平時にもリスクを織り込みながら
変革を模索する

サッポロホールディングス
取締役経営管理部長
征矢 真一氏

「想定外の事態を予見するためには、どのようなインテリジェンス(情報)を選び、読み解くことが重要なのか」という前川氏の質問に対し、「デジタル化された情報も不可欠だが、むしろ社員たちが現場から拾い集めてくる顧客の声やマーケットの肌感覚といったアナログな情報のほうが重要だ」と指摘したのは征矢氏である。

 征矢氏によると「ビッグデータの収集やAI(人工知能)による解析はもはや当たり前になり、競合する企業も同じようなデジタル情報を持っている。そこで差別化を図るには、もう一度アナログの世界に戻り、われわれだけが持っているデータを活用することが求められるのではないか。たとえば、サッポロは“農業の会社”だ。

 わたしが海外視察に行って気になるのは現地のスーパーで売られている生鮮品や、飛行機の離着陸時に上から眺める農地の風景などだ。そこから現地の食卓の様子が浮かび上がり、販売のヒントが得られることが多い。工場設備やデジタル化されたデータだけを見ても、そうした絵は浮かばない。複眼的に、見る立場を変えてみるなど、ものの本質が読める人財が必要」という。

日本オラクル
執行役員
クラウド・インサイト本部長
前川 敦氏

 さらに前川氏は、「想定外の出来事にも俊敏かつ柔軟に対応していける体制をつくるためには、平時においてもリスクを織り込みながら変革を模索し続ける意識が必要だ。どうすればそれを社内に根付かせることができるか」と質問した。

 柴田氏は「当社では、財務上の課題を社員全員で共有することによる危機感の醸成、大胆なM&A(企業の合併・買収)や研究開発投資などの実践による経営サイドとしての変革姿勢の明示、リスクを取って変革に挑む現場の行動が報酬に反映される制度の導入などに取り組んでいる。たとえ平時でも、会社がリスクを取りながら変革を推し進めていることを肌身で実感してもらい、その取り組みを社員1人ひとりが現場レベルで支えることで、会社全体が強くなるのだというマインドを持ってもらいたい」と述べた。

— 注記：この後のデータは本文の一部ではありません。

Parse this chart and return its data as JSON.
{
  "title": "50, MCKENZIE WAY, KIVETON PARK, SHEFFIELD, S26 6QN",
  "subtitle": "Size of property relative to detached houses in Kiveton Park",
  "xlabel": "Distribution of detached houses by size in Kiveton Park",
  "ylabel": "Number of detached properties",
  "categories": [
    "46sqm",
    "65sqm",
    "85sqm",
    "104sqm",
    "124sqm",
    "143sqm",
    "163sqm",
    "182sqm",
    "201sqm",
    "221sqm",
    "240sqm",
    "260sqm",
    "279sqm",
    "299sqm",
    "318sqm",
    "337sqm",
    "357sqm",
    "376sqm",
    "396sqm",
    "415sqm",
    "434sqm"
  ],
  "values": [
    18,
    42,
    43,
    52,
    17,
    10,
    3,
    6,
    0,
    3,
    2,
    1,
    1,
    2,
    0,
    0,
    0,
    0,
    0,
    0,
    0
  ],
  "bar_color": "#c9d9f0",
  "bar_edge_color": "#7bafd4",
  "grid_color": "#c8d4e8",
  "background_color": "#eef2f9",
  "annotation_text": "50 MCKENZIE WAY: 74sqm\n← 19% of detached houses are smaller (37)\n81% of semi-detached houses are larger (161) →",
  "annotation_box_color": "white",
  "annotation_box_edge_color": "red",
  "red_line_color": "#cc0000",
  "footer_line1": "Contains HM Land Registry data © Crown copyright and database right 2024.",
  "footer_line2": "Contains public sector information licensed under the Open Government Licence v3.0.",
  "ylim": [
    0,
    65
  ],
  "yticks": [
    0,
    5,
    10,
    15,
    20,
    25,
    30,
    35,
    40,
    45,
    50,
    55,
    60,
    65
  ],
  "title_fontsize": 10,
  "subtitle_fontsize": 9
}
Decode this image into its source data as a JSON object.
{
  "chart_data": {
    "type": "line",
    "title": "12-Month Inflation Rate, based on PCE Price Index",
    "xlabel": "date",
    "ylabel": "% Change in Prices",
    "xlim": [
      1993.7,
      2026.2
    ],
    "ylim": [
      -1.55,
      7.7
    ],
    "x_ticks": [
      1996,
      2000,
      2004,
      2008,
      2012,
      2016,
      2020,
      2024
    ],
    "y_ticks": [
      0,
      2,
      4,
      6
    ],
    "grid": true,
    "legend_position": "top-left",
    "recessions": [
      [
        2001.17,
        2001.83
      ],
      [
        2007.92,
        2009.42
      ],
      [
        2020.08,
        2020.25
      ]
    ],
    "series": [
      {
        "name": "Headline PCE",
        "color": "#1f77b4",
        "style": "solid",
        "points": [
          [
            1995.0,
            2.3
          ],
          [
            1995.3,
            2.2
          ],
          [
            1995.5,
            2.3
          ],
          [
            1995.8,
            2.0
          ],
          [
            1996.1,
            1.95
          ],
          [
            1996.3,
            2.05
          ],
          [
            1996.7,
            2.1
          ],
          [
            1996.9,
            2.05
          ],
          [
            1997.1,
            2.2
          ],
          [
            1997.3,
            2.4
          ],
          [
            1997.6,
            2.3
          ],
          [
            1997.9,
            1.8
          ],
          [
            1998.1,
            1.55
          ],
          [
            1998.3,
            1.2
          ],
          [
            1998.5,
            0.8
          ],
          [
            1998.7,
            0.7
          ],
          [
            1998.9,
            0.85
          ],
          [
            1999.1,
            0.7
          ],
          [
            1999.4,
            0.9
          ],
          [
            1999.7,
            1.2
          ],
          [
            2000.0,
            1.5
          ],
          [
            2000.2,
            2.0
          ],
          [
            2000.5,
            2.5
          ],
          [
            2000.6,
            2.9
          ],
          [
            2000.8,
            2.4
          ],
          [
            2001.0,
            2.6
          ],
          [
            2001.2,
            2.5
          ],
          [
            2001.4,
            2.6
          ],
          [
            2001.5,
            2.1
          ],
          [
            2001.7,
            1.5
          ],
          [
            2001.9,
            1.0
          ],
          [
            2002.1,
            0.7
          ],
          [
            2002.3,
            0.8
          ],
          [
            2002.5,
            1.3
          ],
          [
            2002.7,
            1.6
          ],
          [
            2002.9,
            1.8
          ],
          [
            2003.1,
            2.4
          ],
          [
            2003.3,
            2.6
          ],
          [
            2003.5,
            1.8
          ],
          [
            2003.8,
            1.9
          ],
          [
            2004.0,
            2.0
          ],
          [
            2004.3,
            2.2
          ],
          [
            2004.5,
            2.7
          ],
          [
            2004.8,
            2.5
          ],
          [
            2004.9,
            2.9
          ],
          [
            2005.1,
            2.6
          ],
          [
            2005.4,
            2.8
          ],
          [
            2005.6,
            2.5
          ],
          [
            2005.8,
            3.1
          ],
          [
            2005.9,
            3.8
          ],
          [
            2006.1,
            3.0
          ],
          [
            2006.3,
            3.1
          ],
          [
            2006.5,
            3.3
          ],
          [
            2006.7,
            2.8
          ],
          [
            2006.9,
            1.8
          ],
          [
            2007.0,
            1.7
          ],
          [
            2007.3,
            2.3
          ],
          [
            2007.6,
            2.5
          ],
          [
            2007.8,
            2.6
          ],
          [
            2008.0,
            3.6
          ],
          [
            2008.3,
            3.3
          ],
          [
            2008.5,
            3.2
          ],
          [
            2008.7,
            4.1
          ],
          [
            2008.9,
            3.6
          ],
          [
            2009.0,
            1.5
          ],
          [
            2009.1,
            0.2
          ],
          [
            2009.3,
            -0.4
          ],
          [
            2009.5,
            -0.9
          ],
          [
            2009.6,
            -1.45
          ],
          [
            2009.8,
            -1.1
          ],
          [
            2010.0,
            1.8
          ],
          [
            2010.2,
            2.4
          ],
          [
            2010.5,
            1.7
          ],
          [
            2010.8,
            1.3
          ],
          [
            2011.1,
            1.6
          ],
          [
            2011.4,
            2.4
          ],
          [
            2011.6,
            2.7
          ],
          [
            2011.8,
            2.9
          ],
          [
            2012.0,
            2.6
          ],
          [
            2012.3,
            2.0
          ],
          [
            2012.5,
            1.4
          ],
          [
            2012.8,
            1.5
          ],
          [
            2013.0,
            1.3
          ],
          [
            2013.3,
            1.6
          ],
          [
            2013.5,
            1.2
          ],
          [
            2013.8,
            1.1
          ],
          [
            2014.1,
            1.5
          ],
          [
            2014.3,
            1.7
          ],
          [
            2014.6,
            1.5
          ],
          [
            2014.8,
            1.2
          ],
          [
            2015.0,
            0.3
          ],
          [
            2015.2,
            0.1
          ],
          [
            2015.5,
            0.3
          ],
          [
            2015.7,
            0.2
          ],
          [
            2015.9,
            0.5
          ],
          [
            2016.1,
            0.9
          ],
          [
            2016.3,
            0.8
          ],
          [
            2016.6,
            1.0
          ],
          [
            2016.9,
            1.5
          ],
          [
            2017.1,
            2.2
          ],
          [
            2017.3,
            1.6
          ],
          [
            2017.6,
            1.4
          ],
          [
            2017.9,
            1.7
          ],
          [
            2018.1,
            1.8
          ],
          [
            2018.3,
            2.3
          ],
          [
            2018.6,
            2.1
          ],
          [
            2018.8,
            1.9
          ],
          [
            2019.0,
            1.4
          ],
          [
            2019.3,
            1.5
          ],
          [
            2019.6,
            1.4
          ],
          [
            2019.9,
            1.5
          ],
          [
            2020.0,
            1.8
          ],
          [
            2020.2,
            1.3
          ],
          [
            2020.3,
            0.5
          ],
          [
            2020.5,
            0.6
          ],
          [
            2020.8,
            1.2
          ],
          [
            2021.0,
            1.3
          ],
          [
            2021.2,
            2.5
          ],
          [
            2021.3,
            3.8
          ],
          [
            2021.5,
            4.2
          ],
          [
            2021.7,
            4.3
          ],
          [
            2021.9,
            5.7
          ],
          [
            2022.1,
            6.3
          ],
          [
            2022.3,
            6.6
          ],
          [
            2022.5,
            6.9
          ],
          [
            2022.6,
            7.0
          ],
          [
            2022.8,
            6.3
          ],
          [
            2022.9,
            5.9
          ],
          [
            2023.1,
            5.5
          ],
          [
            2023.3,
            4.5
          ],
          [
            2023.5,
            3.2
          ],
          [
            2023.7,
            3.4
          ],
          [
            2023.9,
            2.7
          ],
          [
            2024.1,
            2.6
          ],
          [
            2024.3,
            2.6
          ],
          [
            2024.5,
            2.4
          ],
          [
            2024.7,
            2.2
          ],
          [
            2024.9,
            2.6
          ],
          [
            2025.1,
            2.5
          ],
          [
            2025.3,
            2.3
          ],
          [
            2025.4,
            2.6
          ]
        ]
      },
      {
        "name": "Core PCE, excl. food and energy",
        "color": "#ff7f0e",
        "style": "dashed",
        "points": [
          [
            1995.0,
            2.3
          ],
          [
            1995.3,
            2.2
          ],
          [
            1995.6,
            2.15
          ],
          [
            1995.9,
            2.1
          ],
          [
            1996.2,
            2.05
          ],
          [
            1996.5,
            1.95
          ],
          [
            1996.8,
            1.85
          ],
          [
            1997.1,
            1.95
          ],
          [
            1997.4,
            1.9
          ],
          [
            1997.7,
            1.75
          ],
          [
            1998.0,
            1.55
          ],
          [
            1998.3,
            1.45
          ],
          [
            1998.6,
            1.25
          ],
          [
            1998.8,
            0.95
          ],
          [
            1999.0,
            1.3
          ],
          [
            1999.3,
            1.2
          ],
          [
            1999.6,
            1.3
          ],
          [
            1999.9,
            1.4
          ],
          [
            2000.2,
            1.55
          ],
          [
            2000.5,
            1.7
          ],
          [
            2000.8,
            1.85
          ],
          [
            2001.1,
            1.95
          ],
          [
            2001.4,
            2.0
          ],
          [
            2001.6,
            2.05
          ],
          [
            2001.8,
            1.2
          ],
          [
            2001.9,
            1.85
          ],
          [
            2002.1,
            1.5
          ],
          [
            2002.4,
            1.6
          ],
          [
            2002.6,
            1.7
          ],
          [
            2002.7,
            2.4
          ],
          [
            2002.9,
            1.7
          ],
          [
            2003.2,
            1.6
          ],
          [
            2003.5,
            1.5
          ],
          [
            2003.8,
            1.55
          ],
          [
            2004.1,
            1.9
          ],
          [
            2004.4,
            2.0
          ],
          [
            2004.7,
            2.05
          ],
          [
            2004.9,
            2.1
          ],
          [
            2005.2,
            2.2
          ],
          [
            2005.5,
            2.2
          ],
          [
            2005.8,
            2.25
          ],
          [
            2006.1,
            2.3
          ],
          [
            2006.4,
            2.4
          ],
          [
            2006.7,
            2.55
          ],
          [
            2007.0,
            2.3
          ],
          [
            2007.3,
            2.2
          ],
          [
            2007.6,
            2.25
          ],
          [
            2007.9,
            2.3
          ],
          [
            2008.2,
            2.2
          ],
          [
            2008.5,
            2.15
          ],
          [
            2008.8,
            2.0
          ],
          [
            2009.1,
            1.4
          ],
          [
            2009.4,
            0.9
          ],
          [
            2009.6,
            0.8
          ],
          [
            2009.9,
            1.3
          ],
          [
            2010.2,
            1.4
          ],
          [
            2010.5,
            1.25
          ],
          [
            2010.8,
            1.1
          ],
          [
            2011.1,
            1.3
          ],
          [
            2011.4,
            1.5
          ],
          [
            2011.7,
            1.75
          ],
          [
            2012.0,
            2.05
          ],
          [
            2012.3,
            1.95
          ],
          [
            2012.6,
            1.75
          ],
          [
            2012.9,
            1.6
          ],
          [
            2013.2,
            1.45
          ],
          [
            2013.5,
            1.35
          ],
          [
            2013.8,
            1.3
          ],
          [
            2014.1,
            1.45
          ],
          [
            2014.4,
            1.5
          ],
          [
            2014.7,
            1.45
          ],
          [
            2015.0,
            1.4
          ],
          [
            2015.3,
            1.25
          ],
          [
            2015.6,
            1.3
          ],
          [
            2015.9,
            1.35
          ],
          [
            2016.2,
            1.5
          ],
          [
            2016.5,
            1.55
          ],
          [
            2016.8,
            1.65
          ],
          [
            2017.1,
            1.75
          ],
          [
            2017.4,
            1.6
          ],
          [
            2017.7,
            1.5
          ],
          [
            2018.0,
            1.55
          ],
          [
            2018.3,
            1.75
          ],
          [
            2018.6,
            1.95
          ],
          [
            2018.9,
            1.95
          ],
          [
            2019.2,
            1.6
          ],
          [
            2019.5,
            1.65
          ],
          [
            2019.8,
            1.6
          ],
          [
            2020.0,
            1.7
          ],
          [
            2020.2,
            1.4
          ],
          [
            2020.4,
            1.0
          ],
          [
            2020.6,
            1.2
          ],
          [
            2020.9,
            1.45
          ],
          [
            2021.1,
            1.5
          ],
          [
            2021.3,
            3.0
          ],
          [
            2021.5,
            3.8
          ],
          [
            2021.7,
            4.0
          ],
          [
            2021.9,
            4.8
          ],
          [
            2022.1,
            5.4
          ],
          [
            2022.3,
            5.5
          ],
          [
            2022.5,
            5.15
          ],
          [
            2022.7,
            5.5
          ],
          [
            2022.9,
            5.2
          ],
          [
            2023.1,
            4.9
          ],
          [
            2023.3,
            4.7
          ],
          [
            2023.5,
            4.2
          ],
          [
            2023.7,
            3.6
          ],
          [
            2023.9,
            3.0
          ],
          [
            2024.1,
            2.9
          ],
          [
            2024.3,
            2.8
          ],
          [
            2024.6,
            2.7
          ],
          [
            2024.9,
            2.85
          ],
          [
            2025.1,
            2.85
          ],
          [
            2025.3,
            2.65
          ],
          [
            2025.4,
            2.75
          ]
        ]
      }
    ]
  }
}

 積極的なM&Aや研究開発投資、設備投資などによって変革を推し進めるには、CFOのマインドチェンジも求められそうである。

 征矢氏は「一般にCEO(最高経営責任者)は事業投資のアクセル役、CFOはブレーキ役ととらえられがちだが、たとえリスクの大きな投資でも、不測の事態への備えや変革のために必要と判断するなら、大胆に後押しする力がCFOには求められる。地政学リスクや災害リスクなどは避けようもないが、それ以外の大半のリスクは想像を突き詰めれば想定しうるはずだ。リスクをバネにして会社を生き残らせるという発想をお勧めしたい」と述べた。

 最後に、前川氏は「予測不可能なビジネス環境で如何にスピードをもって出来事に対応していくか、それは経営陣だけではなく、会社全体が一丸となって対応する態勢を整えることが重要。また、平時に、自社の状況をきちんと把握し、リスクを取りながらどこまで改革するかを判断することが企業を強くし、成長させる。自社の経営の状態を会計だけではなく、受注や販売、製造、在庫や購買、人事まで、あらゆる業務領域を最適化することで、よりビジネス現場で起きていることをリアルタイムに確認し、戦略を立て、リスクを負える範囲で実行し、経験を積み重ねることを繰り返すことが生き残る企業の条件になるのだと思う」とまとめた。